Immagina per un attimo di essere lì, in una stanza asettica, sotto luci fredde, mentre un medico prende una decisione che può cambiare il corso della tua vita.

La pressione è palpabile.

Il tempo scorre velocemente e in quei momenti, dietro al camice, c’è un essere umano che sta cercando di fare del suo meglio.

Errare è umano, lo sappiamo tutti.

Ma, quando è un medico a sbagliare, l’eco di quell’errore può sembrare infinita.

Eppure, chi tra noi può davvero affermare di non aver mai sbagliato?

Credo nessuno.

Nessuno può sottrarsi alla fatalità dell’errore.

I medici, forse più di chiunque altro, lo sanno bene.

Spesso, si trovano a prendere decisioni in condizione di enorme stress.

A volte, hanno poco, pochissimo tempo, soprattutto quando devono fronteggiare situazioni di emergenza.

E, spesso, non ci sono secondi tentativi, ma soltanto un’unica opportunità, un unico istante in cui, a volte, si gioca il destino di una vita umana.

Questo può spiegare davvero tante cose.

È vero, rispetto ad altre professioni, in campo medico, la posta in gioco è davvero alta, perché sono coinvolte la nostra salute e la nostra vita e, in quel caso, un eventuale errore sanitario può avere risvolti negativi davvero importanti.

Ma, c’è una cosa che non va mai dimenticata: nessun medico sbaglia con l’intenzione di farlo.

Ogni sua decisione è guidata dall’impegno e dal desiderio di fare il meglio possibile.

Dobbiamo, inoltre, ricordare che la medicina non è una scienza esatta.

Non è una semplice equazione in cui un trattamento conduce sempre allo stesso risultato.

La medicina, piuttosto, è una lotta continua contro l’imprevedibilità.

Ed è un’obbligazione di mezzi, non di risultato.

Questo significa che il medico può promettere solo una cosa: che metterà in campo tutti i mezzi di cui dispone, tutta la sua competenza ed esperienza, nel tentativo di raggiungere il risultato richiesto dal paziente, che può essere, ad esempio, la guarigione da una malattia.

Ma, purtroppo, non può garantire che il risultato sperato arrivi, perché, molte volte, i fattori in gioco sono tanti, e alcuni sfuggono al controllo del medico.

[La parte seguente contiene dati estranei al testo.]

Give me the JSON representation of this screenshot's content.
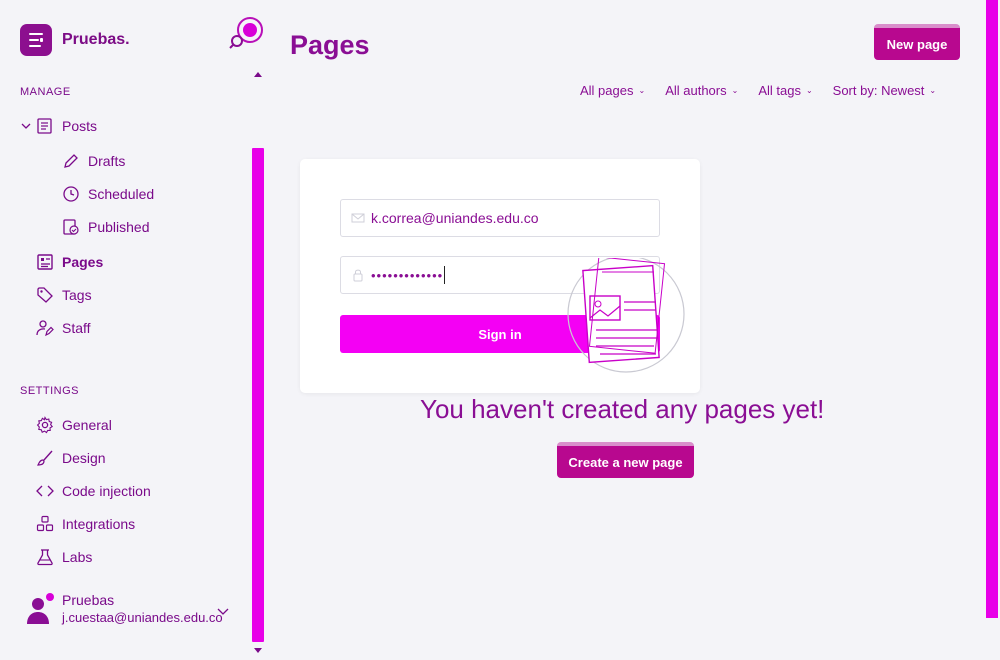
{
  "brand": {
    "name": "Pruebas."
  },
  "sidebar": {
    "manage_title": "MANAGE",
    "settings_title": "SETTINGS",
    "manage_items": [
      {
        "label": "Posts",
        "icon": "posts-icon"
      },
      {
        "label": "Drafts",
        "icon": "pencil-icon"
      },
      {
        "label": "Scheduled",
        "icon": "clock-icon"
      },
      {
        "label": "Published",
        "icon": "published-icon"
      },
      {
        "label": "Pages",
        "icon": "pages-icon",
        "active": true
      },
      {
        "label": "Tags",
        "icon": "tag-icon"
      },
      {
        "label": "Staff",
        "icon": "staff-icon"
      }
    ],
    "settings_items": [
      {
        "label": "General",
        "icon": "gear-icon"
      },
      {
        "label": "Design",
        "icon": "brush-icon"
      },
      {
        "label": "Code injection",
        "icon": "code-icon"
      },
      {
        "label": "Integrations",
        "icon": "integrations-icon"
      },
      {
        "label": "Labs",
        "icon": "flask-icon"
      }
    ]
  },
  "user": {
    "name": "Pruebas",
    "email": "j.cuestaa@uniandes.edu.co"
  },
  "header": {
    "title": "Pages",
    "new_button": "New page"
  },
  "filters": [
    "All pages",
    "All authors",
    "All tags",
    "Sort by: Newest"
  ],
  "signin": {
    "email_value": "k.correa@uniandes.edu.co",
    "password_masked": "•••••••••••••",
    "button": "Sign in"
  },
  "empty_state": {
    "message": "You haven't created any pages yet!",
    "button": "Create a new page"
  },
  "colors": {
    "accent": "#e800e8",
    "brand": "#8c0f8f",
    "text": "#7a0a8a",
    "background": "#f4f4f8"
  }
}
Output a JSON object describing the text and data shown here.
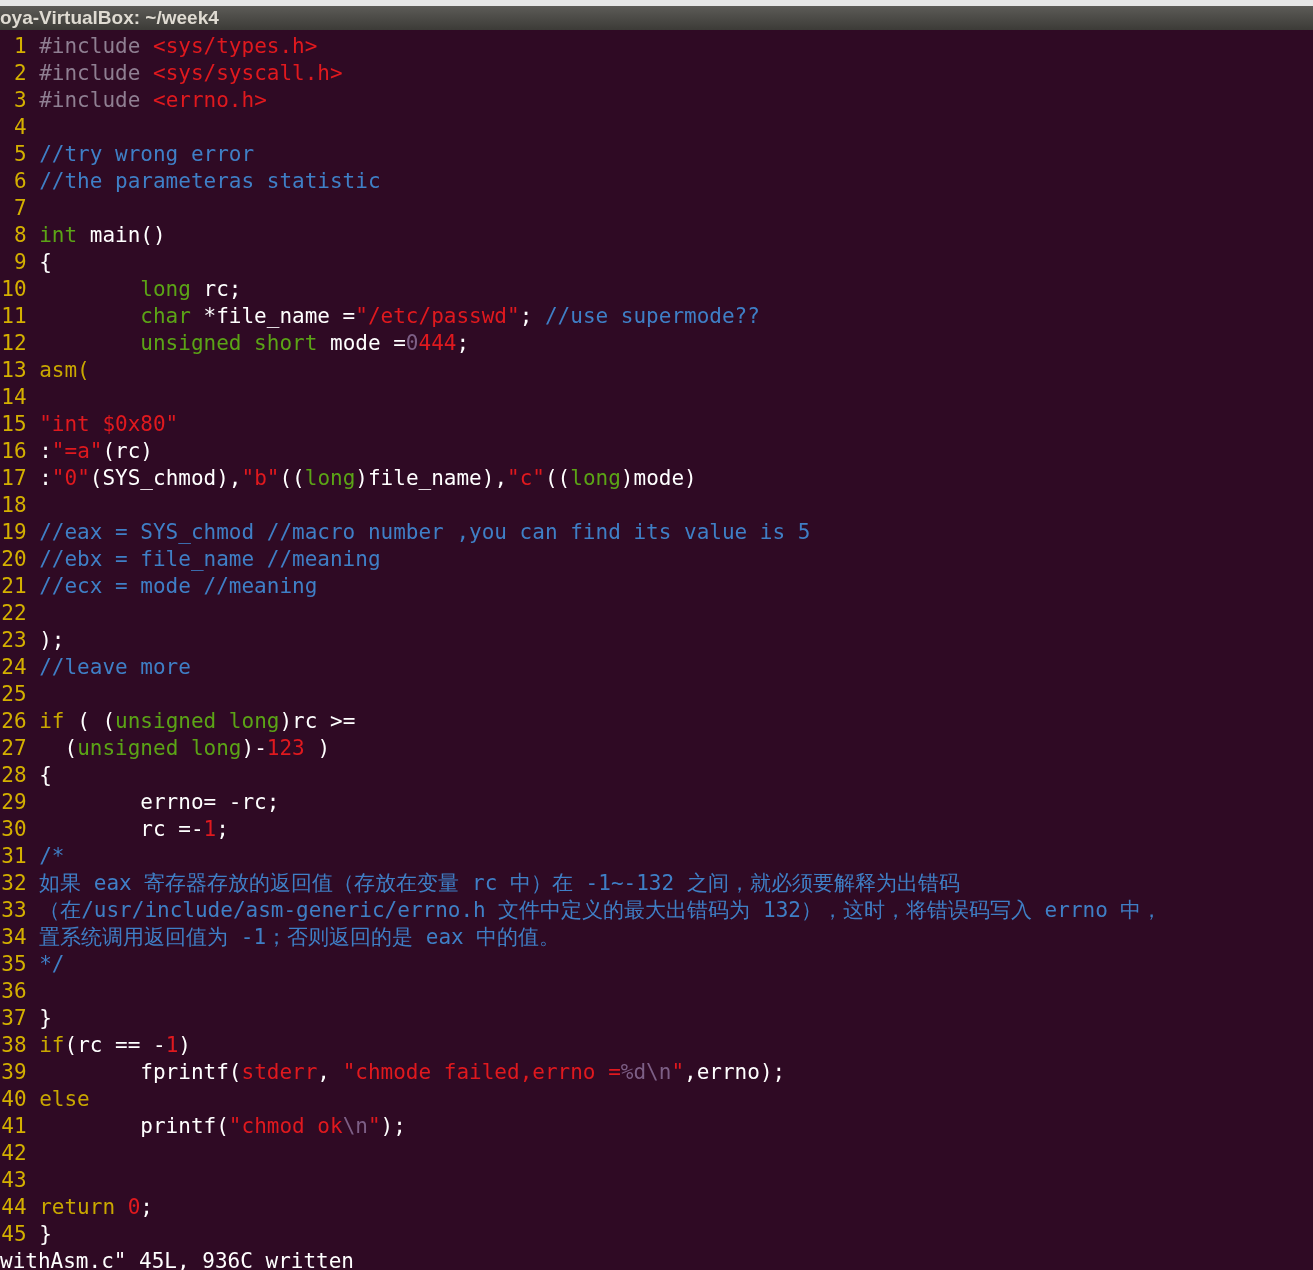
{
  "window": {
    "title": "oya-VirtualBox: ~/week4"
  },
  "editor": {
    "lines": [
      {
        "number": "1",
        "segments": [
          {
            "kind": "preproc",
            "text": "#include"
          },
          {
            "kind": "string",
            "text": " <sys/types.h>"
          }
        ]
      },
      {
        "number": "2",
        "segments": [
          {
            "kind": "preproc",
            "text": "#include"
          },
          {
            "kind": "string",
            "text": " <sys/syscall.h>"
          }
        ]
      },
      {
        "number": "3",
        "segments": [
          {
            "kind": "preproc",
            "text": "#include"
          },
          {
            "kind": "string",
            "text": " <errno.h>"
          }
        ]
      },
      {
        "number": "4"
      },
      {
        "number": "5",
        "segments": [
          {
            "kind": "comment",
            "text": "//try wrong error"
          }
        ]
      },
      {
        "number": "6",
        "segments": [
          {
            "kind": "comment",
            "text": "//the parameteras statistic"
          }
        ]
      },
      {
        "number": "7"
      },
      {
        "number": "8",
        "segments": [
          {
            "kind": "type",
            "text": "int"
          },
          {
            "kind": "plain",
            "text": " main()"
          }
        ]
      },
      {
        "number": "9",
        "segments": [
          {
            "kind": "plain",
            "text": "{"
          }
        ]
      },
      {
        "number": "10",
        "segments": [
          {
            "kind": "type",
            "text": "        long"
          },
          {
            "kind": "plain",
            "text": " rc;"
          }
        ]
      },
      {
        "number": "11",
        "segments": [
          {
            "kind": "type",
            "text": "        char"
          },
          {
            "kind": "plain",
            "text": " *file_name ="
          },
          {
            "kind": "string",
            "text": "\"/etc/passwd\""
          },
          {
            "kind": "plain",
            "text": ";"
          },
          {
            "kind": "comment",
            "text": " //use supermode??"
          }
        ]
      },
      {
        "number": "12",
        "segments": [
          {
            "kind": "type",
            "text": "        unsigned short"
          },
          {
            "kind": "plain",
            "text": " mode ="
          },
          {
            "kind": "special",
            "text": "0"
          },
          {
            "kind": "string",
            "text": "444"
          },
          {
            "kind": "plain",
            "text": ";"
          }
        ]
      },
      {
        "number": "13",
        "segments": [
          {
            "kind": "keyword",
            "text": "asm("
          }
        ]
      },
      {
        "number": "14"
      },
      {
        "number": "15",
        "segments": [
          {
            "kind": "string",
            "text": "\"int $0x80\""
          }
        ]
      },
      {
        "number": "16",
        "segments": [
          {
            "kind": "plain",
            "text": ":"
          },
          {
            "kind": "string",
            "text": "\"=a\""
          },
          {
            "kind": "plain",
            "text": "(rc)"
          }
        ]
      },
      {
        "number": "17",
        "segments": [
          {
            "kind": "plain",
            "text": ":"
          },
          {
            "kind": "string",
            "text": "\"0\""
          },
          {
            "kind": "plain",
            "text": "(SYS_chmod),"
          },
          {
            "kind": "string",
            "text": "\"b\""
          },
          {
            "kind": "plain",
            "text": "(("
          },
          {
            "kind": "type",
            "text": "long"
          },
          {
            "kind": "plain",
            "text": ")file_name),"
          },
          {
            "kind": "string",
            "text": "\"c\""
          },
          {
            "kind": "plain",
            "text": "(("
          },
          {
            "kind": "type",
            "text": "long"
          },
          {
            "kind": "plain",
            "text": ")mode)"
          }
        ]
      },
      {
        "number": "18"
      },
      {
        "number": "19",
        "segments": [
          {
            "kind": "comment",
            "text": "//eax = SYS_chmod //macro number ,you can find its value is 5"
          }
        ]
      },
      {
        "number": "20",
        "segments": [
          {
            "kind": "comment",
            "text": "//ebx = file_name //meaning"
          }
        ]
      },
      {
        "number": "21",
        "segments": [
          {
            "kind": "comment",
            "text": "//ecx = mode //meaning"
          }
        ]
      },
      {
        "number": "22"
      },
      {
        "number": "23",
        "segments": [
          {
            "kind": "plain",
            "text": ");"
          }
        ]
      },
      {
        "number": "24",
        "segments": [
          {
            "kind": "comment",
            "text": "//leave more"
          }
        ]
      },
      {
        "number": "25"
      },
      {
        "number": "26",
        "segments": [
          {
            "kind": "keyword",
            "text": "if"
          },
          {
            "kind": "plain",
            "text": " ( ("
          },
          {
            "kind": "type",
            "text": "unsigned long"
          },
          {
            "kind": "plain",
            "text": ")rc >="
          }
        ]
      },
      {
        "number": "27",
        "segments": [
          {
            "kind": "plain",
            "text": "  ("
          },
          {
            "kind": "type",
            "text": "unsigned long"
          },
          {
            "kind": "plain",
            "text": ")-"
          },
          {
            "kind": "string",
            "text": "123"
          },
          {
            "kind": "plain",
            "text": " )"
          }
        ]
      },
      {
        "number": "28",
        "segments": [
          {
            "kind": "plain",
            "text": "{"
          }
        ]
      },
      {
        "number": "29",
        "segments": [
          {
            "kind": "plain",
            "text": "        errno= -rc;"
          }
        ]
      },
      {
        "number": "30",
        "segments": [
          {
            "kind": "plain",
            "text": "        rc =-"
          },
          {
            "kind": "string",
            "text": "1"
          },
          {
            "kind": "plain",
            "text": ";"
          }
        ]
      },
      {
        "number": "31",
        "segments": [
          {
            "kind": "comment",
            "text": "/*"
          }
        ]
      },
      {
        "number": "32",
        "segments": [
          {
            "kind": "comment",
            "text": "如果 eax 寄存器存放的返回值（存放在变量 rc 中）在 -1~-132 之间，就必须要解释为出错码"
          }
        ]
      },
      {
        "number": "33",
        "segments": [
          {
            "kind": "comment",
            "text": "（在/usr/include/asm-generic/errno.h 文件中定义的最大出错码为 132），这时，将错误码写入 errno 中，"
          }
        ]
      },
      {
        "number": "34",
        "segments": [
          {
            "kind": "comment",
            "text": "置系统调用返回值为 -1；否则返回的是 eax 中的值。"
          }
        ]
      },
      {
        "number": "35",
        "segments": [
          {
            "kind": "comment",
            "text": "*/"
          }
        ]
      },
      {
        "number": "36"
      },
      {
        "number": "37",
        "segments": [
          {
            "kind": "plain",
            "text": "}"
          }
        ]
      },
      {
        "number": "38",
        "segments": [
          {
            "kind": "keyword",
            "text": "if"
          },
          {
            "kind": "plain",
            "text": "(rc == -"
          },
          {
            "kind": "string",
            "text": "1"
          },
          {
            "kind": "plain",
            "text": ")"
          }
        ]
      },
      {
        "number": "39",
        "segments": [
          {
            "kind": "plain",
            "text": "        fprintf("
          },
          {
            "kind": "string",
            "text": "stderr"
          },
          {
            "kind": "plain",
            "text": ", "
          },
          {
            "kind": "string",
            "text": "\"chmode failed,errno ="
          },
          {
            "kind": "special",
            "text": "%d\\n"
          },
          {
            "kind": "string",
            "text": "\""
          },
          {
            "kind": "plain",
            "text": ",errno);"
          }
        ]
      },
      {
        "number": "40",
        "segments": [
          {
            "kind": "keyword",
            "text": "else"
          }
        ]
      },
      {
        "number": "41",
        "segments": [
          {
            "kind": "plain",
            "text": "        printf("
          },
          {
            "kind": "string",
            "text": "\"chmod ok"
          },
          {
            "kind": "special",
            "text": "\\n"
          },
          {
            "kind": "string",
            "text": "\""
          },
          {
            "kind": "plain",
            "text": ");"
          }
        ]
      },
      {
        "number": "42"
      },
      {
        "number": "43"
      },
      {
        "number": "44",
        "segments": [
          {
            "kind": "keyword",
            "text": "return"
          },
          {
            "kind": "string",
            "text": " 0"
          },
          {
            "kind": "plain",
            "text": ";"
          }
        ]
      },
      {
        "number": "45",
        "segments": [
          {
            "kind": "plain",
            "text": "}"
          }
        ]
      }
    ]
  },
  "status_line": "withAsm.c\" 45L, 936C written"
}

La verità è che la medicina non ha certezze assolute.

La medicina, come ogni scienza, si evolve, si adatta.

La medicina non è infallibile, e quando qualcosa non va come sperato, non sempre si tratta di un errore sanitario.

Spesso, dietro un errore, ci sono altre storie da raccontare: strutture sovraccariche, personale insufficiente o condizioni di lavoro al limite della sopportazione umana.

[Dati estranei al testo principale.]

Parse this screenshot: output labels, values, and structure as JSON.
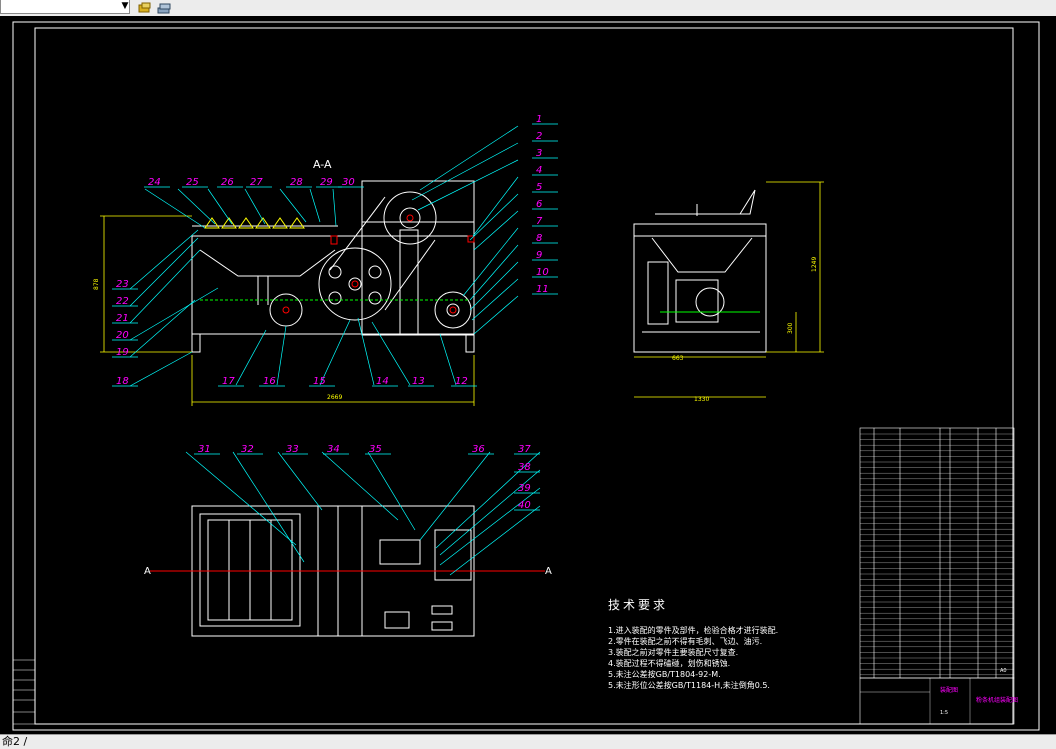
{
  "app": {
    "layer_selector_value": "",
    "command_line": "命2 /"
  },
  "colors": {
    "background": "#000000",
    "frame": "#ffffff",
    "leader": "#00ffff",
    "callout": "#ff00ff",
    "outline": "#ffffff",
    "dimension": "#ffff00",
    "hidden": "#00ff00",
    "accent": "#ff0000"
  },
  "drawing": {
    "section_label": "A-A",
    "section_marker": "A",
    "front_view_callouts_top": [
      "24",
      "25",
      "26",
      "27",
      "28",
      "29",
      "30"
    ],
    "front_view_callouts_left": [
      "23",
      "22",
      "21",
      "20",
      "19",
      "18"
    ],
    "front_view_callouts_bottom": [
      "17",
      "16",
      "15",
      "14",
      "13",
      "12"
    ],
    "front_view_callouts_right": [
      "1",
      "2",
      "3",
      "4",
      "5",
      "6",
      "7",
      "8",
      "9",
      "10",
      "11"
    ],
    "top_view_callouts": [
      "31",
      "32",
      "33",
      "34",
      "35",
      "36",
      "37",
      "38",
      "39",
      "40"
    ],
    "dimensions": {
      "front_width": "2669",
      "front_height": "878",
      "side_width": "1330",
      "side_height": "1249",
      "side_sub_width": "663",
      "side_sub_height": "300"
    }
  },
  "technical_requirements": {
    "title": "技术要求",
    "items": [
      "1.进入装配的零件及部件，检验合格才进行装配.",
      "2.零件在装配之前不得有毛刺、飞边、油污.",
      "3.装配之前对零件主要装配尺寸复查.",
      "4.装配过程不得磕碰，划伤和锈蚀.",
      "5.未注公差按GB/T1804-92-M.",
      "5.未注形位公差按GB/T1184-H,未注倒角0.5."
    ]
  },
  "title_block": {
    "company": "装配图",
    "drawing_name": "粉条机组装配图",
    "scale": "1:5",
    "sheet": "A0"
  }
}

Basti pensare a quanto vissuto durante l’emergenza COVID-19, quando gli ospedali erano al collasso e i medici stremati.

In quei momenti, in cui il sistema sembra crollare, i medici sono le prime vittime di un ingranaggio che non funziona.

Ma, non dobbiamo perdere la fiducia!

Nonostante gli errori e le difficoltà, la medicina resta una delle più grandi conquiste dell’umanità.

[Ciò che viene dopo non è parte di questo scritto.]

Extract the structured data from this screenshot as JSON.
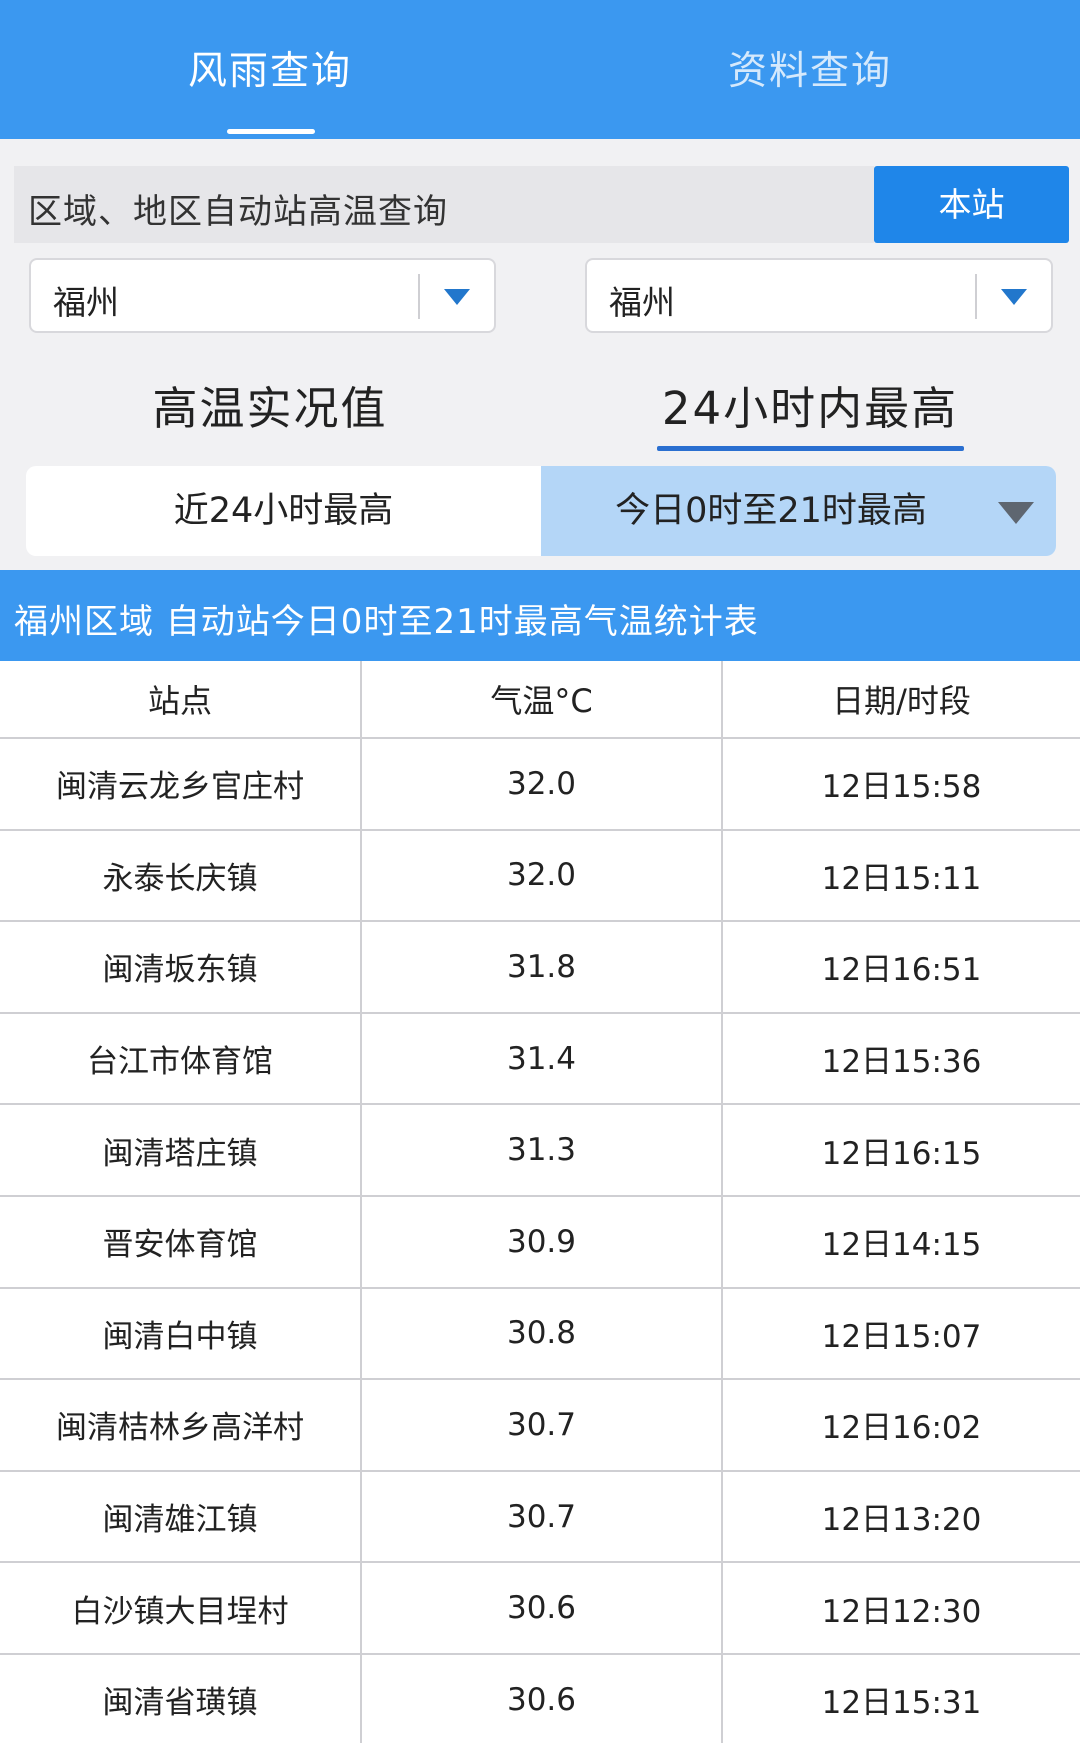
{
  "top_tabs": [
    {
      "label": "风雨查询",
      "active": true
    },
    {
      "label": "资料查询",
      "active": false
    }
  ],
  "query": {
    "label": "区域、地区自动站高温查询",
    "station_button": "本站"
  },
  "selects": [
    {
      "value": "福州"
    },
    {
      "value": "福州"
    }
  ],
  "modes": [
    {
      "label": "高温实况值",
      "active": false
    },
    {
      "label": "24小时内最高",
      "active": true
    }
  ],
  "segments": {
    "option1": "近24小时最高",
    "option2": "今日0时至21时最高"
  },
  "table_title": "福州区域 自动站今日0时至21时最高气温统计表",
  "table": {
    "headers": [
      "站点",
      "气温°C",
      "日期/时段"
    ],
    "rows": [
      [
        "闽清云龙乡官庄村",
        "32.0",
        "12日15:58"
      ],
      [
        "永泰长庆镇",
        "32.0",
        "12日15:11"
      ],
      [
        "闽清坂东镇",
        "31.8",
        "12日16:51"
      ],
      [
        "台江市体育馆",
        "31.4",
        "12日15:36"
      ],
      [
        "闽清塔庄镇",
        "31.3",
        "12日16:15"
      ],
      [
        "晋安体育馆",
        "30.9",
        "12日14:15"
      ],
      [
        "闽清白中镇",
        "30.8",
        "12日15:07"
      ],
      [
        "闽清桔林乡高洋村",
        "30.7",
        "12日16:02"
      ],
      [
        "闽清雄江镇",
        "30.7",
        "12日13:20"
      ],
      [
        "白沙镇大目埕村",
        "30.6",
        "12日12:30"
      ],
      [
        "闽清省璜镇",
        "30.6",
        "12日15:31"
      ]
    ]
  },
  "colors": {
    "primary": "#3b98f0",
    "button": "#1f86e9",
    "segment_active": "#b4d6f7",
    "underline": "#2a6fd0"
  },
  "icons": [
    "dropdown-arrow-icon",
    "dropdown-caret-icon"
  ]
}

Dietro le quinte, ci sono straordinarie storie di vite salvate e di malattie sconfitte.

In Italia, la medicina è anche e, soprattutto, eccellenza.

E questo non dobbiamo mai dimenticarlo.

Forse, è vero, fa più rumore un errore medico, rispetto ad una vita salvata, ma dietro ogni camice, c’è una storia di dedizione e sacrificio che merita di essere raccontata.